Notice that "efficiency" in the economist's sense is an inherently evaluative term, not a matter of mere technical or scientific measurement of objective physical quantities, as the term might be used in an engineering context (as for example, the "efficiency" of various kinds of steam engine in transforming heat energy to useful kinetic energy). "Value of" always requires some sort of answer to the question "value to whom." When we assess the efficiency of any process or social institution or practice, just whose evaluations of the means and the ends are we using? In a well-developed market economy, assessment of economic efficiency makes heavy use of the monetary values placed on the various inputs and the resulting outputs in the open marketplace. The valuations that count are thus the valuations of those who are willing and able to support their preferences by spending their money in the ways that seem to them most likely to maximize their own satisfactions or "utility" based on their own individual tastes and preferences. The evidence that any particular economic resource is being used efficiently is, in the end, the fact that no one finds it "worth his while" to bid up the price and pay more in order to divert it to some other use.

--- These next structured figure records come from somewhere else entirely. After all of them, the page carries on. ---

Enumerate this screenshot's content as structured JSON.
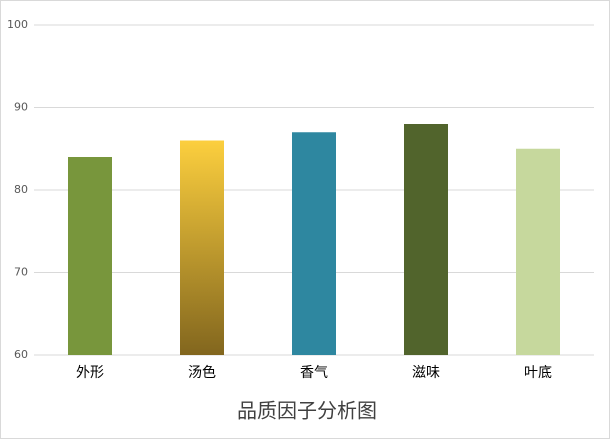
{
  "chart_data": {
    "type": "bar",
    "title": "品质因子分析图",
    "categories": [
      "外形",
      "汤色",
      "香气",
      "滋味",
      "叶底"
    ],
    "values": [
      84,
      86,
      87,
      88,
      85
    ],
    "colors": [
      "#78963c",
      [
        "#fccf3e",
        "#82661e"
      ],
      "#2e87a0",
      "#51642c",
      "#c6d89d"
    ],
    "ylim": [
      60,
      100
    ],
    "yticks": [
      60,
      70,
      80,
      90,
      100
    ],
    "grid": true
  }
}
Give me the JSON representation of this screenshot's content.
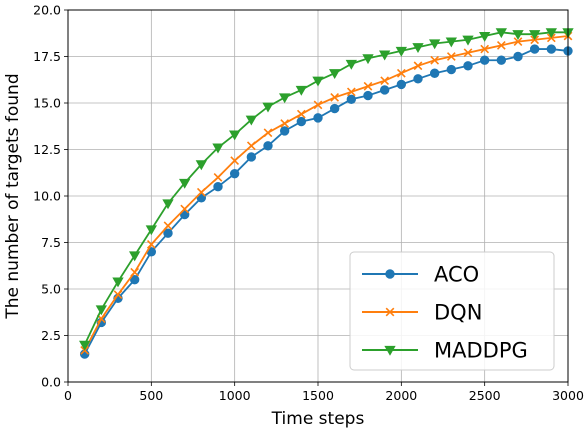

The logical and philosophical elaboration of the idea that competitive market systems are highly efficient in a much broader sense even than this is the primary content of Adam Smith's classic work The Wealth of Nations (1776). Indeed the entire subdivision of today's economic science known as "welfare economics" specializes primarily in identifying and analyzing the necessary preconditions for voluntary market interactions to generate socially efficient outcomes (and in examining the possibilities for remedies by deliberate state economic policies where those necessary preconditions may not be fully met).